You can leave the park through the north gate. If you keep walking, you’ll reach Shichahai.
Walking north of Beihei Botanical Park, you’ll reach Shichahai. This is perhaps one of your best chances to experience authentic Beijing culture. It includes many historical buildings, residences, and narrow hutongs.
Hutongs are the famous small alleys (almost like courtyards) that cut through most of Beijing. They often include, along with residences, small shops, restaurants, and bars. One of these narrow alleys is called Houhai Bar Street, a perfect little escape to enjoy a few drinks.
There are also many alleys containing small restaurants. Search out a restaurant called Kao Rou Ji. It was established over 150 years ago and sells various succulent roasted meats.
After a couple of drinks in Shichahai, it’s time for the return trip. Walk back, or take a cab toward Di’anmen East Street, and then travel up to Gulou East Street to Ghost Street.
There’s no shortage of interesting meals to try, including bullfrog and rabbit head. Most of the restaurants, however, serve seafood and BBQ.
For those who don’t like seafood or BBQ, you’ll pass a few dozen more restaurants on your way home. In fact, there is a good chance that you’ll pass at least a few Western fast food restaurants.
If you’re done with your busy day walking around Beijing, head directly south from Gui Jie Food Street toward the Temple of Heaven Park to make it a round-trip.
Bonus: Walk along the Great Wall of China
There’s one last stop that you may want to visit during your trip. In fact, it’s considered one of the top attractions, not just in China, but in the world.
The Great Wall of China is about an hour drive north of the city. Unfortunately, if you stick only with this one-day Beijing itinerary, you may not have time to view this ancient wonder.
Most of the sites along the 5,500-mile wall close between 5 pm and 7 pm.
If you want to include the Great Wall on your walking tour of Beijing, you’d better leave for the wall after your stop in the Forbidden City. Skip the parks and art district, and depart as early as you can. Otherwise, it’s never a bad idea to add on an extra day in Beijing to fit it all in with fewer time constraints!
PRO TIP: The Great Wall is much easier to visit on a day tour than using public transportation. Not only will you save time, but you’ll also get to draw on the experience & knowledge of a professional guide. Here are two amazing options:
- Mutianyu Great Wall Day Tour: Explore the Great Wall’s most popular section on this full-day coach tour! Includes options with either a round-trip cable-car ride or a guided hiking experience.
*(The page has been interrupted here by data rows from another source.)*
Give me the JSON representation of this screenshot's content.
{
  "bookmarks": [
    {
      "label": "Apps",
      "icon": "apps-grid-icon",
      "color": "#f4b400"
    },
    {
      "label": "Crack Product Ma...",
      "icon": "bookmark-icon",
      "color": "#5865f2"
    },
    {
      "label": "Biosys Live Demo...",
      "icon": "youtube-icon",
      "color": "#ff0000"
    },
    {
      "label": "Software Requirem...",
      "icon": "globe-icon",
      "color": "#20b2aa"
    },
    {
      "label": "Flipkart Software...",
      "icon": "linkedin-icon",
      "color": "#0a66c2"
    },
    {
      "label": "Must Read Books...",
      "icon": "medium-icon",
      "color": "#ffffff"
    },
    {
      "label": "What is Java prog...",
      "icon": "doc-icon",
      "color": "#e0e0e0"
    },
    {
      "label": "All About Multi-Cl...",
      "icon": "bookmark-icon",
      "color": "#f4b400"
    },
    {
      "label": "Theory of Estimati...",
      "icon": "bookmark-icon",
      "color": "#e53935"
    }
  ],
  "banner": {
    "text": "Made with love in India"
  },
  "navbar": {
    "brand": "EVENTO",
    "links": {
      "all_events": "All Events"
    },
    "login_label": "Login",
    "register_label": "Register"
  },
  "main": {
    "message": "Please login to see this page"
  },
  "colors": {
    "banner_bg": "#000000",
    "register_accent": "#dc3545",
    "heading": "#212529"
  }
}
- Jinshanling Great Wall Hike: Hike along one of the wall’s quieter sections on this full-day tour for active travellers.
Where to stay with 24 hours in Beijing
With over 20 million people in its metro area, you’d better believe that choosing where to stay in Beijing isn’t an easy task! Accommodations are spread over a wide area, with every neighbourhood showing off a different side of the city.
For travellers with just 24 hours in Beijing, the city centre is the best place to stay, particularly the Dongcheng and Qianmen areas. Both of these areas are close to the stops in this itinerary.
Here are a few great options:
- ibis Beijing Tiantandongmen Metro Station Hotel: One of the best places to launch this Beijing itinerary, this budget-friendly hotel sits within walking distance of the Temple of Heaven and Tiantandongmen Subway Station. The rooms here are ultra-modern and comfortable.
- New World Beijing Hotel: A fantastic mid-range option about a 15-minute walk from the Temple of Heaven Park entrance. The sleek & spacious rooms here are only the beginning. Float around the indoor pool, sweat out some Peking duck in the sauna or chill out with a relaxing massage to get the full experience at this hotel.
- The Peninsula Beijing: Quite possibly the best luxury experience in the Orient, this delectable 5-star hotel raises the bar for all others in the city. The spacious suites shoot above and beyond any in the city. Other treats include a heated indoor pool and several on-site restaurants dealing in traditional Cantonese, modern French and international dining.